Dopo l’aggressione della Russia all'Ucraina, Finlandia e Svezia hanno deciso di chiedere l’ingresso nella Nato, abbandonando la loro storica neutralità.
In Finlandia, Paese che condivide migliaia di chilometri di frontiera con la Russia, il governo della premier Sanna Marin sta per pubblicare un Libro bianco sulla sicurezza del Paese in cui si trarranno le conseguenze di quanto sta avvenendo in Ucraina.
Commissionata all’inizio di marzo, la revisione strategica è il punto di partenza di un dibattito che arriverà in Parlamento e durerà diverse settimane, in un momento in cui la questione si pone in termini simili anche per la vicina Svezia, anch’essa militarmente non allineata come la Finlandia. “Avremo discussioni molto approfondite ma non ci prenderemo più tempo del necessario”, ha annunciato venerdì Sanna Marin. “Penso che termineremo entro la fine di giugno”.
Secondo l’ex premier Alexander Stubb, “la candidatura verrà presentata ad un certo punto a maggio” per consentire al vertice Nato in programma a Madrid alla fine di giugno di prendere una decisione.
Nelle ultime settimane Helsinki ha intensificato le consultazioni con quasi tutti i 30 membri dell’Alleanza. Assieme alla Svezia, la Finlandia ha ottenuto chiare rassicurazioni dal segretario generale Jens Stoltenberg sul fatto che le porte sono aperte.
Di fronte alla tragedia ucraina, l’opinione pubblica finlandese – tradizionalmente scettica – spinge adesso per una rapida adesione all’Alleanza con una percentuale di favorevoli del 60%, il doppio rispetto agli ultimi mesi (solo il 20% continua a dirsi contrario).
E anche in Parlamento, sebbene non tutti si siano espressi, sta emergendo una netta maggioranza atlantista.
Mosca, che ufficialmente ha giustificato l’invasione dell’Ucraina proprio con la minaccia esistenziale posta da un allargamento della Nato, minaccia regolarmente Helsinki e Stoccolma di “gravi conseguenze politiche e militari” se si unissero all’Alleanza, un monito ripetuto nelle ultime settimane.

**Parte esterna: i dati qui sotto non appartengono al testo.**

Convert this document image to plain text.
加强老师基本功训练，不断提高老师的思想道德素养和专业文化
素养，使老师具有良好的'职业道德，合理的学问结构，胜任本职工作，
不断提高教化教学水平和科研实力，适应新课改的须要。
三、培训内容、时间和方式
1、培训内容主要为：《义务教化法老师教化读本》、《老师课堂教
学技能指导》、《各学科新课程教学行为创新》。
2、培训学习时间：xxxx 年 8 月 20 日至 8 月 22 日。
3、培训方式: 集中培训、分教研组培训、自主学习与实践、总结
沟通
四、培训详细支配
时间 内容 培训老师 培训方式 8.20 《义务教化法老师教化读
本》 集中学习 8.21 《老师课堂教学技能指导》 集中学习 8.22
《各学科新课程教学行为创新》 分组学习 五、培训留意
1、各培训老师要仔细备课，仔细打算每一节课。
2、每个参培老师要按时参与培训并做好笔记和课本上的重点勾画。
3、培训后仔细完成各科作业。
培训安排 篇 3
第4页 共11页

Lo stesso presidente finlandese Sauli Niinistö ha recentemente riconosciuto che ci sarà da attendersi una risposta “dura” da parte della Russia: non a caso i siti web del governo sono già stati presi di mira da attacchi informatici nell’ultima settimana.
E la risposta russa non si è fatta attendere. “Un ulteriore allargamento della Nato non contribuirà alla sicurezza nel continente europeo”, ha detto il portavoce del Cremlino, Dmitry Peskov, in relazione ai progetti di Svezia e Finlandia di entrare nell’Alleanza atlantica.
Comunque, se il supporto della Turchia all’adesione della Finlandia sembra acquisito, resta un punto interrogativo l’Ungheria di Viktor Orban.
Secondo il ministro degli Esteri finlandese Pekka Haavisto, ci potrebbero volere dai quattro ai dodici mesi per finalizzare il tutto: la procedura ha richiesto 13 mesi per la Macedonia del Nord, l’ultimo Paese ad essere entrato nel marzo 2020.
Sulla carta, la Finlandia (5,5 milioni di abitanti) è un candidato perfetto, potendo contare su un numero record di riservisti proprio a causa della vicinanza con l’orso russo. “Possiamo mobilitare tra 280.000 e 300.000 uomini e donne in pochi giorni”, ha fatto sapere Stubb.
Dopo aver ordinato 64 F-35 americani alla fine del 2021, il Paese ha appena fatto registrare un incremento record del 40% nel suo budget militare entro il 2026 e sarà ben al di sopra del 2% del Pil raccomandato dall’Alleanza.
Ex granducato russo fino all’indipendenza nel 1917, la Finlandia fu invasa dall’Unione Sovietica nel 1939, in una guerra durata mesi e segnata da una resistenza eroica contro l’aggressore.
Al termine del conflitto mondiale e durante tutta la Guerra Fredda, Helsinki fu sottoposta ad uno status di neutralità forzata, una “finlandizzazione” appunto durata fino agli anni ’90, quando il Paese è entrato a far parte dell’Ue e si è progressivamente avvicinato come partner alla Nato. Ora la possibile, anzi probabile svolta.